Dazey was reluctant in fact to talk about life on the road, celebrities, and the tour. Our conversation kept returning to the state of the local music scene. After all, the number of available venues for live, original music is in decline.
“Man, I really started playing, getting out to the bars when I was 17,” Dazey, 35, reminisces. “I’ve definitely seen a lot of changes. It seems like all our favorite venues have come and gone. I was playing at places like The Jubilee. When I really started to play a lot, I was playing places like the Ridglea, The Black Dog, The Wreck Room, The Moon Bar, J&J’s Blues Bar and the Keys Lounge. Out of all those, the Keys Lounge is the only one still open.
“The thing that hasn’t changed is I feel like we have this really creative bubble that isn’t influenced too much by outside forces. Which I think kind of makes us still retain our personality,” he continues. “I guess it’s always been that way. Even if all the development off of West Seventh Street had turned into more music venues like a Deep Ellum or a small Sixth Street of Austin or something — even if that had been done I don’t think we would change too much. All that money they dumped on the West 7th, it’s still The Grotto and Lola’s.”
He did talk a bit about his adventures, like backing up Kris Kristofferson, or the time he played “Saturday Night Live” with Bridges. Like a lot of us, Dazey grew up watching “SNL,” but he got to be a part of it.
“Even in high school, when people asked who’s the best saxophone player I was like ‘You can turn on “SNL” every Saturday and see one of the best on the planet — Lenny Pickett.’ ”
After his “SNL” soundcheck, Dazey got a tap on his shoulder and turned around. It was Pickett — his childhood hero — and the show’s musical director. They hung out and talked about David Bowie for a bit.
Bridges’ new album is in the works at Niles City Sound, and although Dazey couldn’t give me much in the way of details (it’s a work in progress) he promises it will be a bit different.

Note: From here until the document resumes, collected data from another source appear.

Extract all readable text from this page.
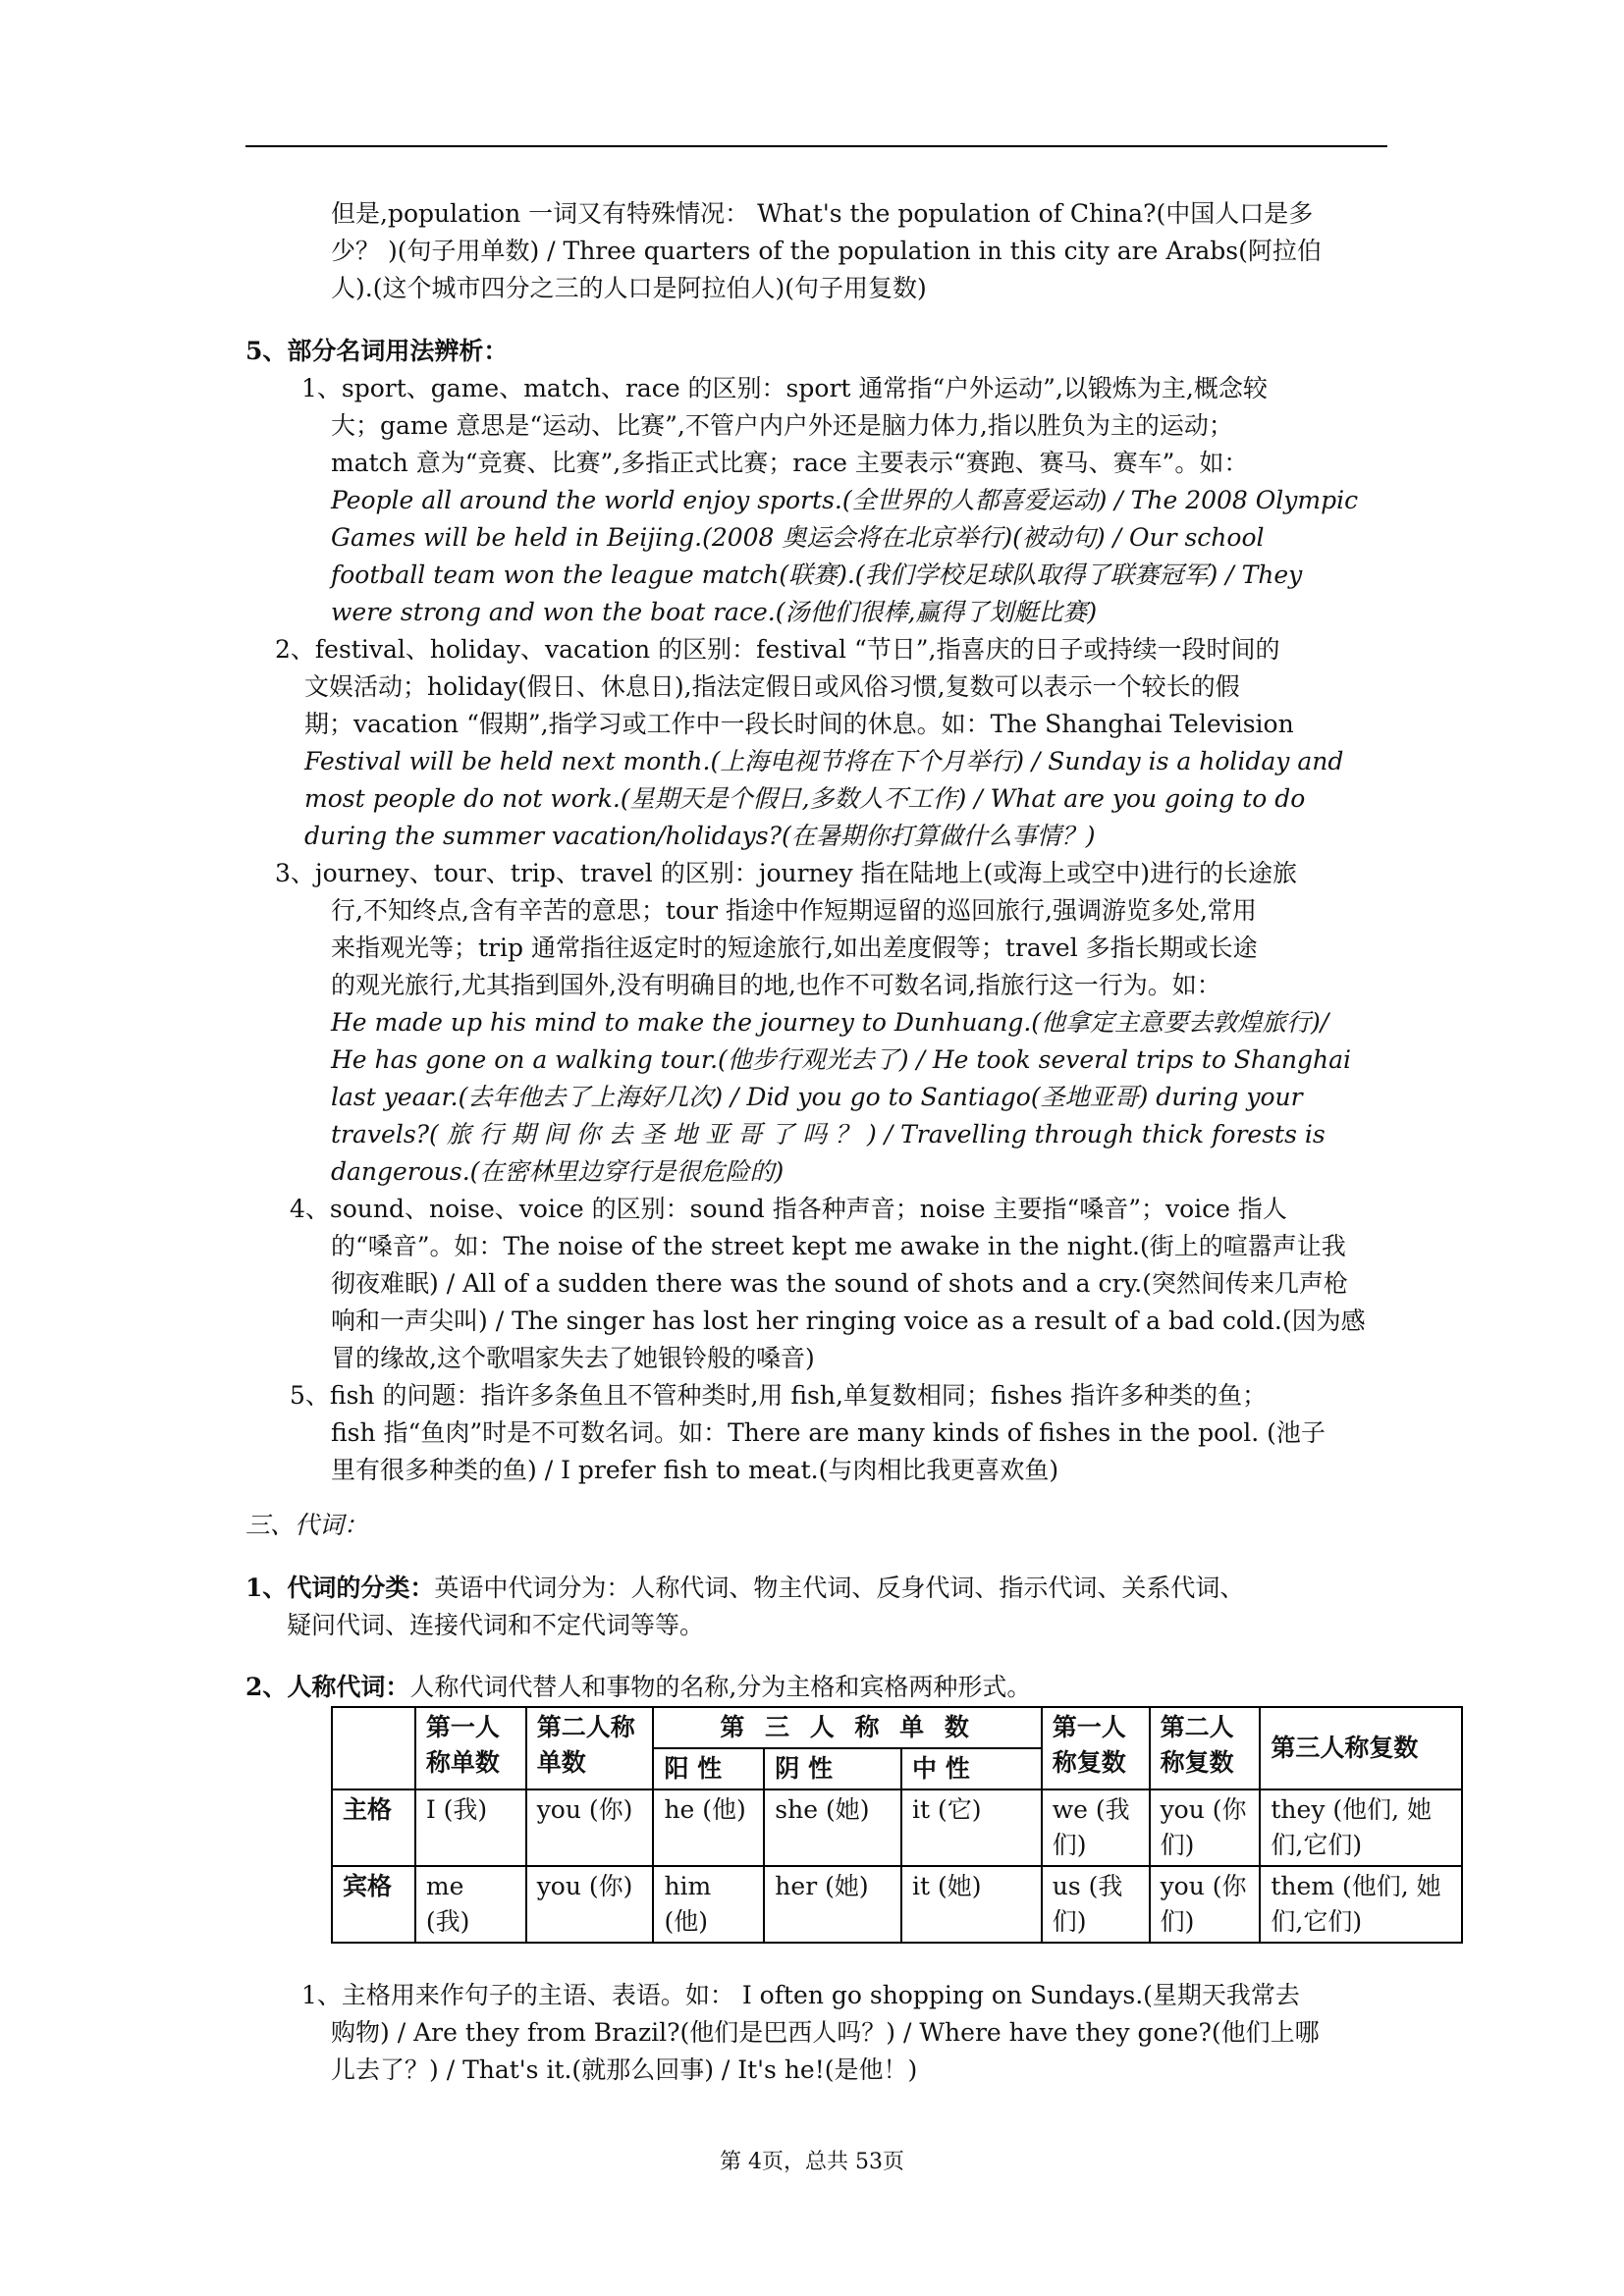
但是,population 一词又有特殊情况： What's the population of China?(中国人口是多

少？ )(句子用单数) / Three quarters of the population in this city are Arabs(阿拉伯

人).(这个城市四分之三的人口是阿拉伯人)(句子用复数)

5、部分名词用法辨析：

1、sport、game、match、race 的区别：sport 通常指“户外运动”,以锻炼为主,概念较

大；game 意思是“运动、比赛”,不管户内户外还是脑力体力,指以胜负为主的运动；

match 意为“竞赛、比赛”,多指正式比赛；race 主要表示“赛跑、赛马、赛车”。如：

People all around the world enjoy sports.(全世界的人都喜爱运动) / The 2008 Olympic

Games will be held in Beijing.(2008 奥运会将在北京举行)(被动句) / Our school

football team won the league match(联赛).(我们学校足球队取得了联赛冠军) / They

were strong and won the boat race.(汤他们很棒,赢得了划艇比赛)

2、festival、holiday、vacation 的区别：festival “节日”,指喜庆的日子或持续一段时间的

文娱活动；holiday(假日、休息日),指法定假日或风俗习惯,复数可以表示一个较长的假

期；vacation “假期”,指学习或工作中一段长时间的休息。如：The Shanghai Television

Festival will be held next month.(上海电视节将在下个月举行) / Sunday is a holiday and

most people do not work.(星期天是个假日,多数人不工作) / What are you going to do

during the summer vacation/holidays?(在暑期你打算做什么事情？)

3、journey、tour、trip、travel 的区别：journey 指在陆地上(或海上或空中)进行的长途旅

行,不知终点,含有辛苦的意思；tour 指途中作短期逗留的巡回旅行,强调游览多处,常用

来指观光等；trip 通常指往返定时的短途旅行,如出差度假等；travel 多指长期或长途

的观光旅行,尤其指到国外,没有明确目的地,也作不可数名词,指旅行这一行为。如：

He made up his mind to make the journey to Dunhuang.(他拿定主意要去敦煌旅行)/

He has gone on a walking tour.(他步行观光去了) / He took several trips to Shanghai

last yeaar.(去年他去了上海好几次) / Did you go to Santiago(圣地亚哥) during your

travels?( 旅 行 期 间 你 去 圣 地 亚 哥 了 吗 ？ ) / Travelling through thick forests is

dangerous.(在密林里边穿行是很危险的)

4、sound、noise、voice 的区别：sound 指各种声音；noise 主要指“嗓音”；voice 指人

的“嗓音”。如：The noise of the street kept me awake in the night.(街上的喧嚣声让我

彻夜难眠) / All of a sudden there was the sound of shots and a cry.(突然间传来几声枪

响和一声尖叫) / The singer has lost her ringing voice as a result of a bad cold.(因为感

冒的缘故,这个歌唱家失去了她银铃般的嗓音)

5、fish 的问题：指许多条鱼且不管种类时,用 fish,单复数相同；fishes 指许多种类的鱼；

fish 指“鱼肉”时是不可数名词。如：There are many kinds of fishes in the pool. (池子

里有很多种类的鱼) / I prefer fish to meat.(与肉相比我更喜欢鱼)

三、代词：

1、代词的分类：英语中代词分为：人称代词、物主代词、反身代词、指示代词、关系代词、

疑问代词、连接代词和不定代词等等。

2、人称代词：人称代词代替人和事物的名称,分为主格和宾格两种形式。

	第一人称单数	第二人称单数	第 三 人 称 单 数			第一人称复数	第二人称复数	第三人称复数
			阳 性	阴 性	中 性			
主格	I (我)	you (你)	he (他)	she (她)	it (它)	we (我们)	you (你们)	they (他们, 她们,它们)
宾格	me (我)	you (你)	him (他)	her (她)	it (她)	us (我们)	you (你们)	them (他们, 她们,它们)

1、主格用来作句子的主语、表语。如： I often go shopping on Sundays.(星期天我常去

购物) / Are they from Brazil?(他们是巴西人吗？) / Where have they gone?(他们上哪

儿去了？) / That's it.(就那么回事) / It's he!(是他！)

第 4页，总共 53页
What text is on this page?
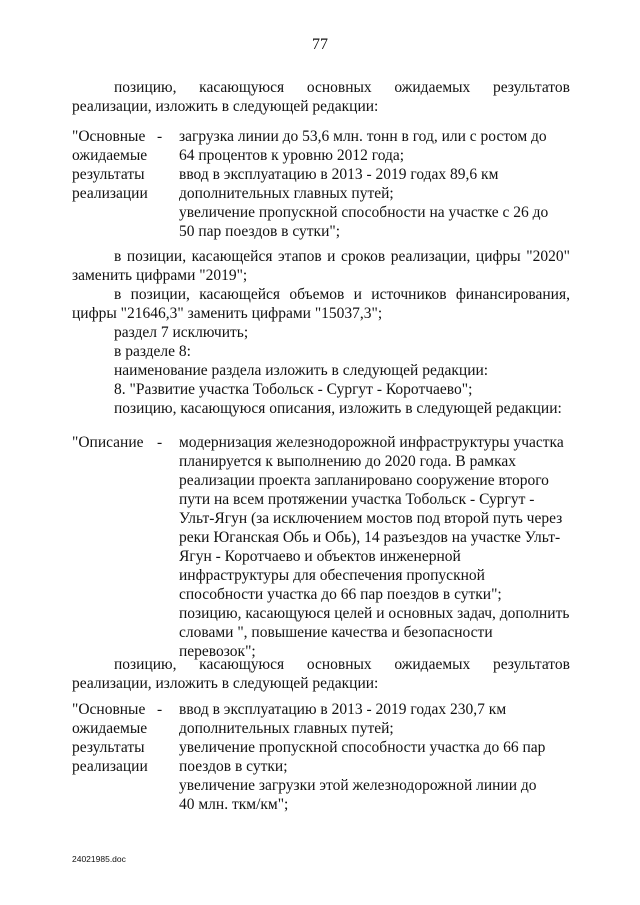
77
позицию, касающуюся основных ожидаемых результатов
реализации, изложить в следующей редакции:
"Основные
ожидаемые
результаты
реализации
- загрузка линии до 53,6 млн. тонн в год, или с ростом до
64 процентов к уровню 2012 года;
ввод в эксплуатацию в 2013 - 2019 годах 89,6 км
дополнительных главных путей;
увеличение пропускной способности на участке с 26 до
50 пар поездов в сутки";
в позиции, касающейся этапов и сроков реализации, цифры "2020"
заменить цифрами "2019";
в позиции, касающейся объемов и источников финансирования,
цифры "21646,3" заменить цифрами "15037,3";
раздел 7 исключить;
в разделе 8:
наименование раздела изложить в следующей редакции:
8. "Развитие участка Тобольск - Сургут - Коротчаево";
позицию, касающуюся описания, изложить в следующей редакции:
"Описание - модернизация железнодорожной инфраструктуры участка
планируется к выполнению до 2020 года. В рамках
реализации проекта запланировано сооружение второго
пути на всем протяжении участка Тобольск - Сургут -
Ульт-Ягун (за исключением мостов под второй путь через
реки Юганская Обь и Обь), 14 разъездов на участке Ульт-
Ягун - Коротчаево и объектов инженерной
инфраструктуры для обеспечения пропускной
способности участка до 66 пар поездов в сутки";
позицию, касающуюся целей и основных задач, дополнить
словами ", повышение качества и безопасности
перевозок";
позицию, касающуюся основных ожидаемых результатов
реализации, изложить в следующей редакции:
"Основные
ожидаемые
результаты
реализации
- ввод в эксплуатацию в 2013 - 2019 годах 230,7 км
дополнительных главных путей;
увеличение пропускной способности участка до 66 пар
поездов в сутки;
увеличение загрузки этой железнодорожной линии до
40 млн. ткм/км";
24021985.doc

“That, I’m not saying too much about because it’s such an interesting process — and right now were being very creative,” he said. “What actually ends up on the album we kind of formulate a vibe to it and we just aren’t there.”
Working on new Bridges album
The previous album was written here in Fort Worth, in the house of Bridges’ mother. A lot of life has happened for the young soul singer since then.
“All the new stuff was written on the road and post-tour and when you’re writing in that way there’s no way it can be the same,” Dazey explained. “It’s hard to say exactly what it’s going to be yet. You’ll definitely be able to tell it’s Leon Bridges.”
I’ve known Dazey for quite a few years now, and he’s always been a guy who makes things happen when he sees a need. We step out in the back yard behind the small mother-in-law apartment he rents when he’s not on the road (he has a place in New Orleans as well). He talks about pop-up venues and how he hopes to put on concerts in his back yard. With the death of some of Fort Worth’s outlets for live music, artists are making their own.
“It’s like the plant growing through concrete, it will find a way,” Dazey says. “And I feel like that that’s what’s happening now.
“Again, I feel like there’s something about being in Fort Worth,” says Dazey. “And coming up in this way you get equal parts underdog and equal parts unfiltered. Not to say that people can’t find that or be that in other cities [but] Fort Worth is untouched. And even the record labels are starting to notice that. Columbia Records, who signed Maren Morris and Leon Bridges — I was talking to one of the managers for Leon Bridges, and he definitely noticed that there is something special about Fort Worth.”